T-Day Strategies for Umbrella Funds
By Dirk Oosthuizen, Executive Consultant, Simeka Consultants and Actuaries
Quarter 2: 2014
An aspect that may not have received much attention to date is, what responsibilities does T-Day place on a participating employer in an umbrella fund and the members of the joint forum or local board.
The key issues for consideration are:
- the management of PHI benefits and other fringe benefit payroll adjustments;
- the communication of annuitisation rules of provident funds at retirement;
- consolidation of hybrid funds;
- the adjustment of the contribution formulas to align with the tax deductibility formulas;
- amendment of the rules to allow members to make additional contributions;
- review the risk benefit (group death and disability) formulas accordingly;
- adopt a pension projection ratio (PPR) approach to guide and support members;
- using the opportunity to adjust the benefit structure and implement default contribution rates, preservation, investment and annuitisation strategies; and
- the communication of the tax and other changes to members.
Most umbrella sponsors will take the initiative to recommend to the trustees to consolidate hybrid funds with effect from T-Day.
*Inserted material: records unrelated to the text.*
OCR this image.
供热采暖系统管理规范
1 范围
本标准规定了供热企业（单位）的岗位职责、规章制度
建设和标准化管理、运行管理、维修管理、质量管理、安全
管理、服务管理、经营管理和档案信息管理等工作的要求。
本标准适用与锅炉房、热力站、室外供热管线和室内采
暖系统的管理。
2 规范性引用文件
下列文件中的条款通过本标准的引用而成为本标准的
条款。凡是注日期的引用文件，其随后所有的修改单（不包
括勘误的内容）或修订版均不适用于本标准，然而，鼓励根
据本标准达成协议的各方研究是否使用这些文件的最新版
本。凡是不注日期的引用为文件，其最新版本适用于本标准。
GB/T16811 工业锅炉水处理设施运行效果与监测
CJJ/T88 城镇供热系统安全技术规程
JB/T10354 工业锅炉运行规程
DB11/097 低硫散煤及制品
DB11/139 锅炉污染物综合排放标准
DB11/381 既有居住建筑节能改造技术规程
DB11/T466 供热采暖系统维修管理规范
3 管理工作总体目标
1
Hybrid funds were designed to capitalise on the higher contribution deduction advantages of pension funds and the lump sum retirement benefit advantages of provident funds.
The members, therefore, made contributions to a pension fund and the employer made contributions to a provident fund. With the integration of provident funds into the pension fund annuitisation rules, these advantages will fall away and it thus makes sense to consolidate these funds.
Employers are encouraged to find ways of aligning their contribution formulas with the new tax deduction formulas. Exposing members to too many different formulas will make member communication and understanding more difficult to achieve. This can be done by adjusting the pensionable salary (PEAR) to be equal to remuneration or total guaranteed package (TGP); or by ensuring that the projected pension calculators put them in perspective. If PEAR is adjusted the contribution rates in the special rules may have to be amended.
One would like to think that umbrella funds will amend its general rules to allow members to make additional contributions and take advantage of the very generous tax deductions (if the rules do not already allow for this). If not, a participating employer will have to ask for an appropriate amendment to its special rules and investment regulations.
The employer should take this opportunity to review and request the trustees to adjust the group risk benefit formulas as well. Members often do not realise that their benefits are based on PEAR and not on TGP and are then shocked and disappointed when their benefits are lower than they anticipated. Risk PEAR is best structured as 100% of TGP.
To help ensure good retirement outcomes members are offered tools to assess the pensions they will be able to afford in retirement. A net replacement ratio (NRR) calculator typically calculates the pension expressed as a percentage of PEAR. We, however, prefer a pension projection ratio (PPR) calculation. It calculates the projected pension as a percentage of TGP net of contributions. This is much more accurate and useful for members as it is based on the amount that members actually have available to spend.
Premiums paid towards income disability insurance (PHI) will no longer be tax deductible from T-Day onwards. Members will have to be prepared for the cash flow implications.
Default benefits is a relatively new concept. Most sponsors offer default investment portfolios, but not that many offer a default contribution rate, a default preservation offering or a default annuitisation strategy. In the last two years defaults became increasingly important for National Treasury and currently it constitutes one of their top priorities. We expect a discussion paper on default benefits to be published in May this year. Current indications are that funds will be compelled to offer default benefits in future. Appropriate defaults can be of great value to the members and trustees, and service providers should be encouraged to take action as soon as possible.
The sponsor should do a standard communication to members on the tax changes associated with T-Day. Any amendments to the contribution formulas and benefit structures of the employer will typically have to be communicated to the members by the participating employer.